India Alleged to Have Plotted Assassination on US Soil
Case has similarities to a killing in June of a Sikh separatist in Canada
WASHINGTON — An alleged plot by Indian government agents to assassinate a Sikh separatist on American soil is a serious issue that Washington has raised with New Delhi, U.S. officials confirmed on Wednesday.
“We are treating this issue with utmost seriousness, and the U.S. government has raised it with the Indian government, including at the senior-most levels. Indian counterparts expressed surprise and concern. They stated that activity of this nature was not their policy,” says White House National Security Council spokesperson Adrienne Watson.
“Based on discussion with senior U.S. government officials, we understand the Indian government is further investigating this issue and will have more to say about it in the coming days. We have conveyed our expectation that anyone deemed responsible should be held accountable,” Watson adds.
U.S. authorities thwarted the conspiracy and issued a warning to India’s government over concerns it was involved in the plot, the Financial Times reported earlier Tuesday.
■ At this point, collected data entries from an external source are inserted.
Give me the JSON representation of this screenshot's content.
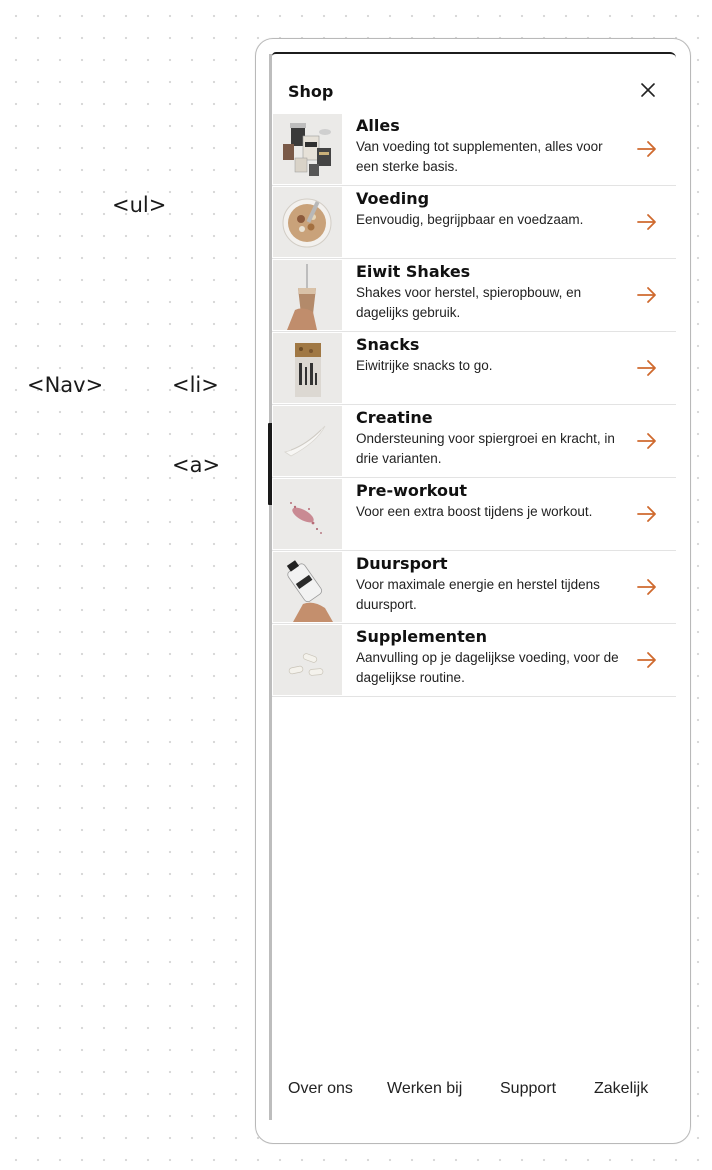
{
  "annotations": {
    "ul": "<ul>",
    "nav": "<Nav>",
    "li": "<li>",
    "a": "<a>"
  },
  "panel": {
    "title": "Shop",
    "close_icon": "close-icon"
  },
  "items": [
    {
      "title": "Alles",
      "description": "Van voeding tot supplementen, alles voor een sterke basis.",
      "icon": "arrow-right-icon",
      "thumb": "alles-image"
    },
    {
      "title": "Voeding",
      "description": "Eenvoudig, begrijpbaar en voedzaam.",
      "icon": "arrow-right-icon",
      "thumb": "voeding-image"
    },
    {
      "title": "Eiwit Shakes",
      "description": "Shakes voor herstel, spieropbouw, en dagelijks gebruik.",
      "icon": "arrow-right-icon",
      "thumb": "eiwit-shakes-image"
    },
    {
      "title": "Snacks",
      "description": "Eiwitrijke snacks to go.",
      "icon": "arrow-right-icon",
      "thumb": "snacks-image"
    },
    {
      "title": "Creatine",
      "description": "Ondersteuning voor spiergroei en kracht, in drie varianten.",
      "icon": "arrow-right-icon",
      "thumb": "creatine-image"
    },
    {
      "title": "Pre-workout",
      "description": "Voor een extra boost tijdens je workout.",
      "icon": "arrow-right-icon",
      "thumb": "pre-workout-image"
    },
    {
      "title": "Duursport",
      "description": "Voor maximale energie en herstel tijdens duursport.",
      "icon": "arrow-right-icon",
      "thumb": "duursport-image"
    },
    {
      "title": "Supplementen",
      "description": "Aanvulling op je dagelijkse voeding, voor de dagelijkse routine.",
      "icon": "arrow-right-icon",
      "thumb": "supplementen-image"
    }
  ],
  "footer": {
    "links": [
      "Over ons",
      "Werken bij",
      "Support",
      "Zakelijk"
    ]
  },
  "colors": {
    "accent": "#cf6a2e",
    "text": "#111111",
    "divider": "#e3e3e3",
    "thumb_bg": "#ebeae8"
  }
}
The general counsel of Sikhs for Justice, Gurpatwant Singh Pannun, who is a citizen of the United States and Canada, was the target, according to the newspaper.
Sikh separatist movement
Pannun’s group is part of a movement that, for decades, has been advocating an independent Sikh state in India to be called Khalistan. India’s government frequently has accused such separatists of being terrorists.
India’s Ministry of External Affairs has yet to comment publicly about the alleged plot to kill Pannun. It has previously denied any government involvement in the killing this past June of Sikh separatist Hardeep Singh Nijjar near the western Canadian city of Vancouver.
Canadian Prime Minister Justin Trudeau, three months after the fatal shooting, said there were “credible allegations” linking the Indian government to Nijjar’s death. India’s government called that “absurd.”
U.S. federal prosecutors have filed a sealed indictment in a New York district court against at least one alleged perpetrator of the plot against Pannun, according to the Financial Times.
Pannun, earlier this month, issued a video warning to Sikhs, a religious minority in India, not to fly on Air India because that would be “life-threatening.” He has denied it was a violent threat against the airline.
Sikh militants are blamed for the 1985 bombing of an Air India jetliner. Flight 192, which had departed Montreal for India, via London, disintegrated over the Atlantic Ocean, killing all 329 people on board. It was the worst terrorist attack in Canadian history.
Pannun told the newspaper he would let American officials respond regarding specifics of the plot against him.
“The threat to an American citizen on American soil is a challenge to America’s sovereignty, and I trust the Biden administration is more than capable to handle any such challenges,” said Pannun.
Past accusations
India’s external intelligence agency, the Research and Analysis Wing, or RAW, has planned assassinations targeting Sikh and Kashmiri activists living in foreign countries, according to The Intercept, citing what the online nonprofit news site said were secret Pakistani intelligence assessments that had been leaked to it.
Pakistan has previously made public allegations that RAW was involved in bombings and targeted killings inside India, including attacks on Chinese nationals working in the country.
India regularly accuses Pakistan of supporting armed attacks inside Indian-administered Kashmir. The region has been the subject of a territorial dispute between the two nuclear-armed neighbors going back to 1947, when the subcontinent was partitioned by the departing British colonialists.